More than 100 people, most of them opposed to the building, were present when a majority of councillors voted to send the new design to a public hearing on Monday, March 10 at 7 p.m. in council chambers.
The vote to give the proposed project and re-zoning initial approval before it goes to a public hearing was passed 7-2, with Councillors David Davis and Bob Long opposed.
Davis said he likes the building, but not in Fort Langley, and he doesn’t like “tailor-making” the three proposed bylaws that would re-zone the site to allow a three-storey building and alter the Fort Langley Building Facade Design Guidelines to say they are there to “assist but not bind” council.
“Why are we changing three bylaws to suit this one development?” Davis asked, generating applause from the audience and a call for order from Mayor Jack Froese.
“This is a debate among council, not entertainment for you,” Froese said.
Councillor Bob Long said the project should be sent back to the developer to trim its height at the corner of Mavis and Glover, where the building is highest.
“It’s too big, too tall, and it’s too bulky,” Long said.
Other council members rejected the suggestion, with Councillor Steve Ferguson calling it “out of order” and Councillor Grant Ward saying “this has to get off the ground.”

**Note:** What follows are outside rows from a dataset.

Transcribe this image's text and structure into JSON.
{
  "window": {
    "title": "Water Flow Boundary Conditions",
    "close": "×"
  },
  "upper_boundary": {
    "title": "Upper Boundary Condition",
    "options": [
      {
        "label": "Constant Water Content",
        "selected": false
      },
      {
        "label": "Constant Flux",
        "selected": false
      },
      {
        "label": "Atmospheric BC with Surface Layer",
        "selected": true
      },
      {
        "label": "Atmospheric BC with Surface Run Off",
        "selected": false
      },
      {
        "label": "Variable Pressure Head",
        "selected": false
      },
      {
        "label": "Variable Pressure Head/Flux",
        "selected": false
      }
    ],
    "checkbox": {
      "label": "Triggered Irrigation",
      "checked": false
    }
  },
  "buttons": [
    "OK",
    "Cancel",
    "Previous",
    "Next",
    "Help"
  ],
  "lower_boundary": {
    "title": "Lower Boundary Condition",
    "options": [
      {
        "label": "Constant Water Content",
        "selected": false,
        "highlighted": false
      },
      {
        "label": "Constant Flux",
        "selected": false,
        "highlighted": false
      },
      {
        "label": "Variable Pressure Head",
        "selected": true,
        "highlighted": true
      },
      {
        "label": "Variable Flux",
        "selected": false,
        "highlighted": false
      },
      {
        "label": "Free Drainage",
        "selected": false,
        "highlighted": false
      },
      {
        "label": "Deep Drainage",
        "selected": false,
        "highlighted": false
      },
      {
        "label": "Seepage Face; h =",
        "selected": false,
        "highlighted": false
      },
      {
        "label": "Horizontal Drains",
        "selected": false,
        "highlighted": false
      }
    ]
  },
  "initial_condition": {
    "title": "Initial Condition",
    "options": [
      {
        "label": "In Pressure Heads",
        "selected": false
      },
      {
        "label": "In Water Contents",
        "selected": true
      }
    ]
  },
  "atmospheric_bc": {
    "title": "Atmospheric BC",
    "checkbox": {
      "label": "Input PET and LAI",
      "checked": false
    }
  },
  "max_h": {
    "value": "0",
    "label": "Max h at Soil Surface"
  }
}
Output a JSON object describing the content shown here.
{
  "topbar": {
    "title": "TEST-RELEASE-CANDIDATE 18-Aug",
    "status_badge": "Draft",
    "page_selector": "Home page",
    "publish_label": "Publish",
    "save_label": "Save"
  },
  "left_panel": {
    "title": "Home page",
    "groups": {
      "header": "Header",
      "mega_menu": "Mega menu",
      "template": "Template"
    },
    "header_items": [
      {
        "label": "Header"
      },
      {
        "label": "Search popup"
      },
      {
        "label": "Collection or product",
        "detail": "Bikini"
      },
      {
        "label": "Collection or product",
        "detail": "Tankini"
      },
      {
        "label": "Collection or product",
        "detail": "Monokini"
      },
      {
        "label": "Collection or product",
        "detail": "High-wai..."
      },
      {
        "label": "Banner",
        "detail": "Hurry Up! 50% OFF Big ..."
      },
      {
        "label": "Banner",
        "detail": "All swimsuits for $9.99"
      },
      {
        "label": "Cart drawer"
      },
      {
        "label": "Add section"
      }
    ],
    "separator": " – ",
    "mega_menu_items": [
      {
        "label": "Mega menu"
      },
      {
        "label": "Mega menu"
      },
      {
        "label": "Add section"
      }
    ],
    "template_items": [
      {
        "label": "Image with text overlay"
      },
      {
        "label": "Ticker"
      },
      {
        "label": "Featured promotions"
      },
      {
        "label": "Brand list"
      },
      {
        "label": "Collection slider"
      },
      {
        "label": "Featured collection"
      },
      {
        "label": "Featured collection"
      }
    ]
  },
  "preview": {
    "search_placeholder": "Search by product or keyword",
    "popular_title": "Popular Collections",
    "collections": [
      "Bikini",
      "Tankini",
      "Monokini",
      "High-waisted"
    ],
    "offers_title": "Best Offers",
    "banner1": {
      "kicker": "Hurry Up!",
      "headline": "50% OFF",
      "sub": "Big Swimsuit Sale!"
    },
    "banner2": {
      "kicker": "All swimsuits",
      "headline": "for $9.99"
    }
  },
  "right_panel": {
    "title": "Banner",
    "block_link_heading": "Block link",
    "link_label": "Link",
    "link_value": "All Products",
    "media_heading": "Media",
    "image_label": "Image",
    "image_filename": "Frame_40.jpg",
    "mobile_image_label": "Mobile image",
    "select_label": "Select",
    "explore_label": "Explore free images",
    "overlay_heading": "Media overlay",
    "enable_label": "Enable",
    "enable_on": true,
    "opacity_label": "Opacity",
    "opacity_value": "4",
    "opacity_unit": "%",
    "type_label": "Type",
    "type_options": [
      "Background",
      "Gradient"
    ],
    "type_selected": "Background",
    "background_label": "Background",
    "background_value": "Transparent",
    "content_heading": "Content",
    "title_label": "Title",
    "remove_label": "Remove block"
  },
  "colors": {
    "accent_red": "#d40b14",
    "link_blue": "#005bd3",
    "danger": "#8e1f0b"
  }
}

It will be the second time the controversial Fort Langley development at the corner of Glover Road and Mavis Avenue has come up for approval.
The first time, opponents convinced a B.C. Supreme Court judge to overturn the approval in October.
Justice Joel Groves said the Township violated its own regulations when it approved a heritage alteration permit (HAP) for the project that allowed construction of a building that was bigger than the maximum size allowed in the heritage conservation area of downtown Fort Langley.
The judge said the project could not be approved by a vote to make an exception to the size restrictions, but it could be approved if the size limits were increased by re-zoning the property.
Groves wrote that council could legally change the zoning of downtown Fort Langley to approve bigger buildings like Coulter Berry “through the usual process of public hearings and public consultations.”
That is what developer Eric Woodward ended up doing in January, applying for re-zoning and making some adjustments to the look and size of the building in the process.
The second attempt at approval of Coulter Berry is expected to mean another lengthy public hearing process and continued opposition from the Fort Langley Residents for Sustainable Development and the Langley Heritage Association.
Harold Whittell, a director of the Fort Langley Residents for Sustainable Development, has warned that any attempt by the Township to spot zone the site would be “vehemently opposed.”